In their new book, “Conflict: The Evolution of Warfare from 1945 to Ukraine,” Gen. David Petraeus and historian Andrew Roberts argue that intelligence-driven special-ops raids aren’t enough to wage successful counterinsurgency campaigns. Such efforts must be combined with a population-centric strategy, requiring sizable conventional forces to “clear, hold, build” in insurgent sanctuaries.
The same goes for counterterrorism campaigns that involve drone strikes and precision bombing. President Obama conducted hundreds of drone strikes against terrorist networks between 2009 and 2017. In many cases, those strikes may have been the only prudent or politically viable option. The fallacy emerges, however, when policymakers believe that raids and precision attacks are the best options simply because they’re popular.
Hamas isn’t a typical terrorist group. It governs Gaza with significant military capability, including prepared defenses, hundreds of miles of defensive tunnels, and thousands of rockets. Its fighters were believed to number 30,000 to 40,000 at the start of the war, and most of them hide among the civilian population. This makes a strategy reliant on targeted raids extremely difficult. Whereas so-called decapitation strikes may be an effective strategy against small terrorist groups, their success would be dubious against an enemy of Hamas’s size.
There is no historical evidence that commando raids or a series of precision strikes have defeated a deeply entrenched urban defender. Gen. McMaster argues that “like precision strikes, raids often embolden rather than dissuade the enemy.” Short-lived raids also place the raiding force in a vulnerable position, especially when their mission is their dominant strategic tactic. The U.S. realized this firsthand after its seventh raid into Mogadishu, Somalia, in 1993, which led to the death of 18 service members. Israel knows the best way to mitigate this risk is to employ raids in concert with a large conventional force.

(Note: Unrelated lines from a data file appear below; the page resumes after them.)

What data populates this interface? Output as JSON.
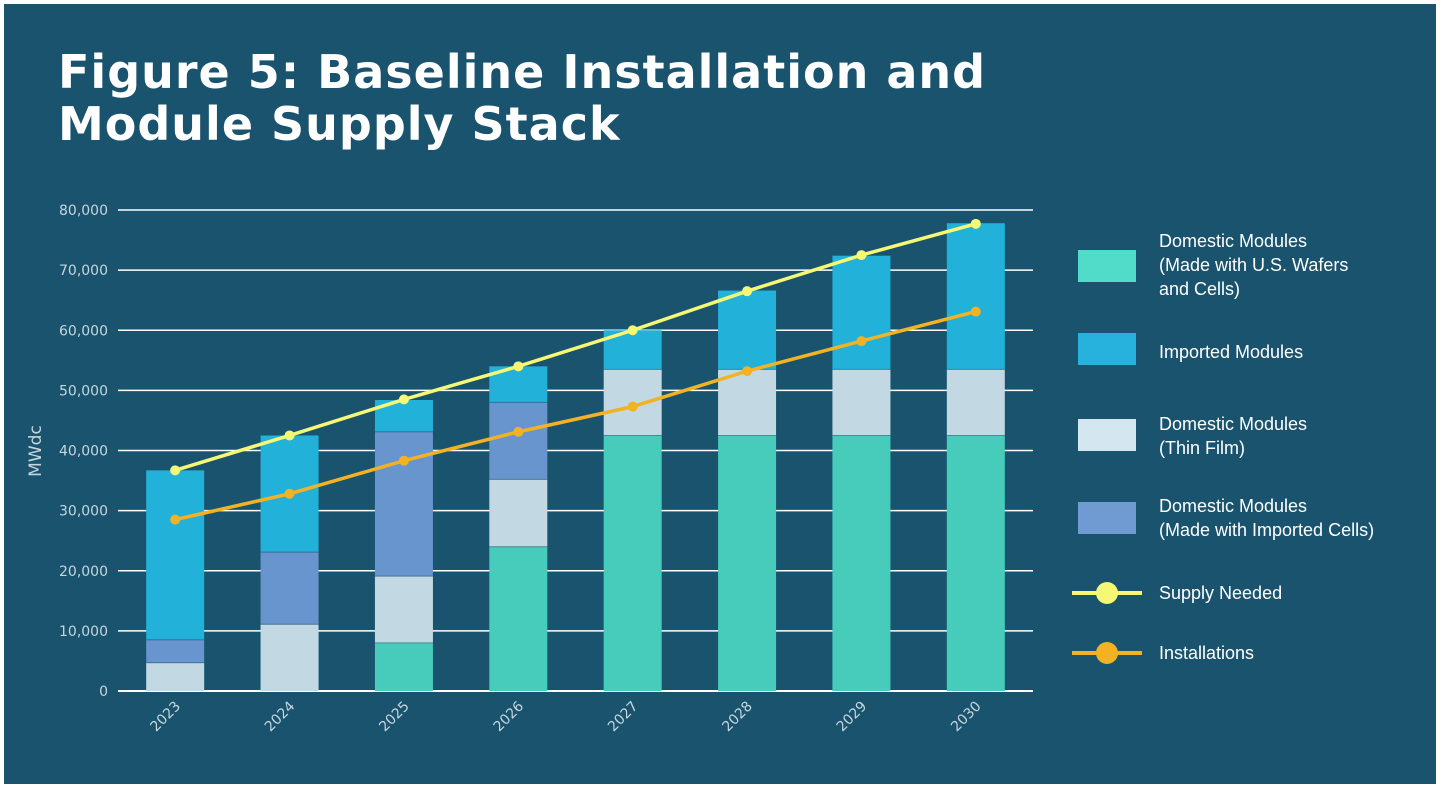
{
  "title_line1": "Figure 5: Baseline Installation and",
  "title_line2": "Module Supply Stack",
  "chart_data": {
    "type": "bar",
    "stacked": true,
    "categories": [
      "2023",
      "2024",
      "2025",
      "2026",
      "2027",
      "2028",
      "2029",
      "2030"
    ],
    "ylabel": "MWdc",
    "ylim": [
      0,
      80000
    ],
    "yticks": [
      0,
      10000,
      20000,
      30000,
      40000,
      50000,
      60000,
      70000,
      80000
    ],
    "ytick_labels": [
      "0",
      "10,000",
      "20,000",
      "30,000",
      "40,000",
      "50,000",
      "60,000",
      "70,000",
      "80,000"
    ],
    "grid": true,
    "legend_position": "right",
    "series": [
      {
        "name": "Domestic Modules (Made with U.S. Wafers and Cells)",
        "legend_lines": [
          "Domestic Modules",
          "(Made with U.S. Wafers",
          "and Cells)"
        ],
        "kind": "bar",
        "color": "#47ccbb",
        "legend_color": "#50dcc8",
        "values": [
          0,
          0,
          8000,
          24000,
          42500,
          42500,
          42500,
          42500
        ]
      },
      {
        "name": "Domestic Modules (Thin Film)",
        "legend_lines": [
          "Domestic Modules",
          "(Thin Film)"
        ],
        "kind": "bar",
        "color": "#c2d9e3",
        "legend_color": "#d4e7f1",
        "values": [
          4700,
          11100,
          11100,
          11200,
          11000,
          11000,
          11000,
          11000
        ]
      },
      {
        "name": "Domestic Modules (Made with Imported Cells)",
        "legend_lines": [
          "Domestic Modules",
          "(Made with Imported Cells)"
        ],
        "kind": "bar",
        "color": "#6895cd",
        "legend_color": "#6f9ad2",
        "values": [
          3800,
          12000,
          24000,
          12800,
          0,
          0,
          0,
          0
        ]
      },
      {
        "name": "Imported Modules",
        "legend_lines": [
          "Imported Modules"
        ],
        "kind": "bar",
        "color": "#22b1d9",
        "legend_color": "#26b2dc",
        "values": [
          28200,
          19400,
          5300,
          6000,
          6500,
          13100,
          18900,
          24300
        ]
      },
      {
        "name": "Supply Needed",
        "legend_lines": [
          "Supply Needed"
        ],
        "kind": "line",
        "color": "#f5f775",
        "values": [
          36700,
          42500,
          48500,
          54000,
          60000,
          66500,
          72500,
          77700
        ]
      },
      {
        "name": "Installations",
        "legend_lines": [
          "Installations"
        ],
        "kind": "line",
        "color": "#f2b224",
        "values": [
          28500,
          32800,
          38300,
          43100,
          47300,
          53200,
          58200,
          63100
        ]
      }
    ],
    "legend_order": [
      0,
      3,
      1,
      2,
      4,
      5
    ]
  }
}
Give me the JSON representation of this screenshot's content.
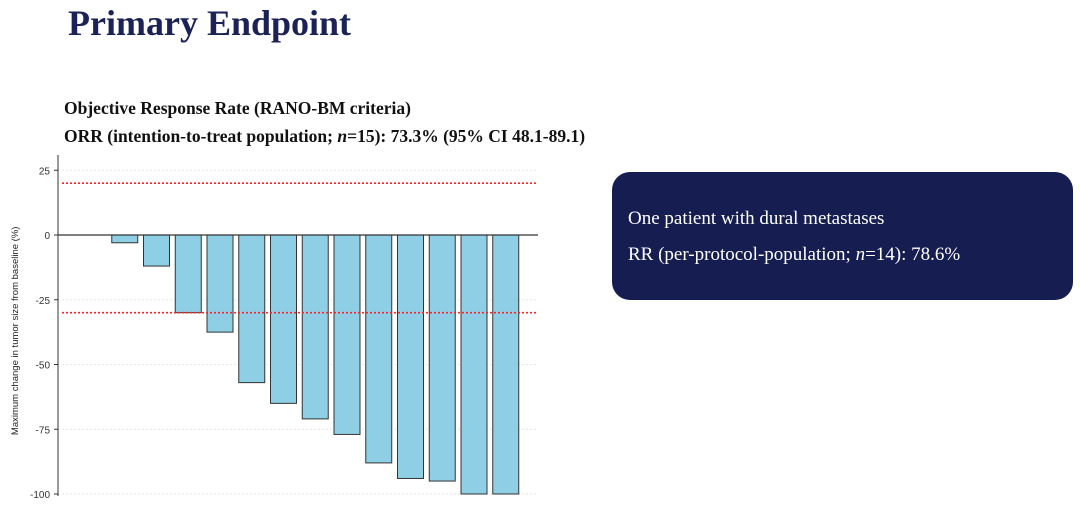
{
  "header": {
    "title": "Primary Endpoint"
  },
  "subtitle": {
    "line1": "Objective Response Rate (RANO-BM criteria)",
    "line2_pre": "ORR (intention-to-treat population; ",
    "line2_n": "n",
    "line2_post": "=15): 73.3% (95% CI 48.1-89.1)"
  },
  "callout": {
    "line1": "One patient with dural metastases",
    "line2_pre": "RR (per-protocol-population; ",
    "line2_n": "n",
    "line2_post": "=14): 78.6%"
  },
  "chart_data": {
    "type": "bar",
    "ylabel": "Maximum change in tumor size from baseline (%)",
    "ylim": [
      -100,
      30
    ],
    "yticks": [
      25,
      0,
      -25,
      -50,
      -75,
      -100
    ],
    "values": [
      0,
      -3,
      -12,
      -30,
      -37.5,
      -57,
      -65,
      -71,
      -77,
      -88,
      -94,
      -95,
      -100,
      -100
    ],
    "reference_lines": [
      20,
      -30
    ],
    "bar_color": "#8ecfe6",
    "reference_color": "#ff2020",
    "grid": true
  }
}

The same applies to targeted airstrikes, which require time to gather actionable intelligence on key leaders. Recommending that Israel rely on this tactic ignores that the ammunition necessary to destroy the enemy could cause more collateral damage than a ground invasion would. Israel has already killed aid workers with errant strikes. Urging its forces to depend on raids and airstrikes is likely to exacerbate this problem, not reduce it.
America’s record of fighting in enemy-held cities underscores how a raid-and-strike approach is ineffective. When U.S. forces prematurely terminated the First Battle of Fallujah in the spring of 2004, they were left to conduct only strikes and occasional raids against al Qaeda targets within the city. This approach was so fruitless that the coalition was forced to conduct the Second Battle of Fallujah six months later, involving a large conventional force that had months to prepare against a much smaller force than Hamas is today. When coalition forces cleared Ramadi and other Iraqi cities between 2004 and 2006, they used a combination of precision strikes and a large coalition presence. Ditto for the Battle of Mosul in 2016-17, when the U.S.-backed Iraqis employed conventional land and air power against a much smaller force in a less defensive posture than Israel faces in Gaza.
Recent history has proved that commando raids and precision strikes are a tactic, not a strategy to win a war. No matter how much Washington argues to the contrary, Israel understands the fallacy.